Per ciò che riguarda l’attrazione di nuovi talenti – secondo gli esperti di ServiceNow – “il momento zero della verità” di un dipendente appena assunto è il periodo di onboarding, che diventa un effettivo banco di prova non solo per l’HR, ma per tutta l’organizzazione. Rendere produttivi e ingaggiati i nuovi dipendenti fin dall’inizio, grazie a tecnologie adeguate e al passo con l’esperienza digitale fuori dal lavoro, è un sicuro elemento di retention dei talenti. Allo stesso modo, la tecnologia può supportare le aziende nella retention, andando a valorizzare le risorse già presenti in azienda, individuando dove le competenze risiedono e allocandole nei ruoli più idonei per la loro espressione. L’obiettivo di ServiceNow è quello di rendere la tecnologia un fattore abilitante per le persone e il business. Secondo Nicoletta Migliaccio di Techyon, il digital mismatch, inteso come la discrepanza tra le competenze richieste dal mercato del lavoro e quelle possedute dai lavoratori, è un fenomeno evidente già da tempo.
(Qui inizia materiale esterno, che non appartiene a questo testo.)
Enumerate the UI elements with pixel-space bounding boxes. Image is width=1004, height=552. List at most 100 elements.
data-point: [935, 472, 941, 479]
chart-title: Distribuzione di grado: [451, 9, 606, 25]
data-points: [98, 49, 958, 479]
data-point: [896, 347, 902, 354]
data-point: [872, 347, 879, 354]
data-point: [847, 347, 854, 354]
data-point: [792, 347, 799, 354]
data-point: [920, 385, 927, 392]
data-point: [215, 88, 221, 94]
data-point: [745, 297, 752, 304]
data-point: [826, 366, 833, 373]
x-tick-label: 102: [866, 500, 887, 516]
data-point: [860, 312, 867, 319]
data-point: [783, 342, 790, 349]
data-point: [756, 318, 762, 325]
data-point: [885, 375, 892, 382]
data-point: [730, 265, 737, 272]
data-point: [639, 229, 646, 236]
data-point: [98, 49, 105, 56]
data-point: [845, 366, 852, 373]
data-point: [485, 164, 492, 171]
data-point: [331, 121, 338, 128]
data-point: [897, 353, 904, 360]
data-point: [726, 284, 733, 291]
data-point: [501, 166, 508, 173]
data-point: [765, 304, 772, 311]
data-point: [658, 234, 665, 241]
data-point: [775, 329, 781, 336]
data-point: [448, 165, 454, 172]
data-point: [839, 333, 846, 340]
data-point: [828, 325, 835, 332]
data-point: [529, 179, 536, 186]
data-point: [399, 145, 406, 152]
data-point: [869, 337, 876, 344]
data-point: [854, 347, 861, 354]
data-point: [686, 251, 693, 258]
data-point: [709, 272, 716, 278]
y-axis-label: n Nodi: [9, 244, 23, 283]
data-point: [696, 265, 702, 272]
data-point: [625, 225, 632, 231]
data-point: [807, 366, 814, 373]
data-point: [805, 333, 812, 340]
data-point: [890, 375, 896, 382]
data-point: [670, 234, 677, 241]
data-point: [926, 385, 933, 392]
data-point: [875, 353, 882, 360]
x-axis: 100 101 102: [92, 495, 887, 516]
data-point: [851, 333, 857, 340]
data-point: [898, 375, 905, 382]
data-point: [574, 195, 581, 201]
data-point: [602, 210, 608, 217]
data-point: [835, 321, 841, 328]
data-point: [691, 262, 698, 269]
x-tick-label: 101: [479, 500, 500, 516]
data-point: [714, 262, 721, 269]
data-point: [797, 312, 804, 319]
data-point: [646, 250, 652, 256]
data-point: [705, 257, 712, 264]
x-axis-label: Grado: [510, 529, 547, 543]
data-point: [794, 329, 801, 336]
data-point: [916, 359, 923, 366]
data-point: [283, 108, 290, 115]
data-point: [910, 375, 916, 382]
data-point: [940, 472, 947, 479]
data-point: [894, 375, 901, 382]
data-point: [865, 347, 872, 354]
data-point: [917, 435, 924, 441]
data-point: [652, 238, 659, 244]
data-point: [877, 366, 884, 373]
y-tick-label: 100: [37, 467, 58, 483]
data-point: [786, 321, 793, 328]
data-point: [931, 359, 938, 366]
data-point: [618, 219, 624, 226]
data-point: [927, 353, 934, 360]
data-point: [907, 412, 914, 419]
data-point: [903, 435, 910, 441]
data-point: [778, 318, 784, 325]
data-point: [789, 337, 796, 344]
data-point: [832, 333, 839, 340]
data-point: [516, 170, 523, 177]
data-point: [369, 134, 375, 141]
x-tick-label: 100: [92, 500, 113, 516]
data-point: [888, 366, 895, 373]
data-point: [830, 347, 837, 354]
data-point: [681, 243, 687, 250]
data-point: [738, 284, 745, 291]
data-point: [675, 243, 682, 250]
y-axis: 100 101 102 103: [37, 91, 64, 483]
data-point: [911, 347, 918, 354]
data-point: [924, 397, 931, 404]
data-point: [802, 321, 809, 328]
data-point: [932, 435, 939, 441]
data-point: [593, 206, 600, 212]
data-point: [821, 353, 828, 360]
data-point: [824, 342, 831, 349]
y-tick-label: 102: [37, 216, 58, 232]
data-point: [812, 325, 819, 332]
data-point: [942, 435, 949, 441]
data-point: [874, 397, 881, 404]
Il rapporto Digital Economy and Society Index (DESI), recentemente pubblicato dalla Commissione europea, mostra che la percentuale degli italiani con competenze digitali inferiori a quelle di base si assesta al 54%. E le piccole e medie imprese italiane sono ancora troppo poco digitali, anche secondo i dati Istat. «Per colmare questo gap le imprese possono investire nella formazione continua dei propri collaboratori affinché riescano ad acquisire le competenze necessarie» – afferma Nicoletta Migliaccio. «Per esempio, si possono utilizzare tool avanzati, come piattaforme di e-learning e di valutazione delle competenze, ma è anche possibile sviluppare corsi interni o instaurare partnership con istituti di formazione esterni».
Secondo Francesco Mascini di Wospee, le nuove generazioni cercano un ambiente di lavoro stimolante, possibilità di crescita e un employee experience positiva. «Sistemi di recruiting, gestione performance e career planning sono indispensabili per mantenersi competitivi sul mercato del lavoro e per costruire un team di collaboratori motivato». Inoltre, le persone desiderano essere riconosciute per le loro competenze – continua Mascini – «non solo attraverso processi di valutazione e piani di carriera strutturati, ma anche con modalità più dinamiche. Strumenti per le survey interne tra dipendenti o funzionalità di peer-to-peer recognition fanno sentire i collaboratori parte di un team in cui il contributo individuale è valorizzato». Lavorare da remoto e attraverso una pluralità di sistemi differenti comporta anche grande attenzione alla sicurezza. «Accesso affidabile alle risorse aziendali e scambio sicuro di dati sono condizioni fondamentali per il lavoro ibrido. Gli strumenti utilizzati devono essere quindi best-in-class in termini di sicurezza e compliance alle policy, assicurando allo stesso tempo un’accessibilità costante alle informazioni».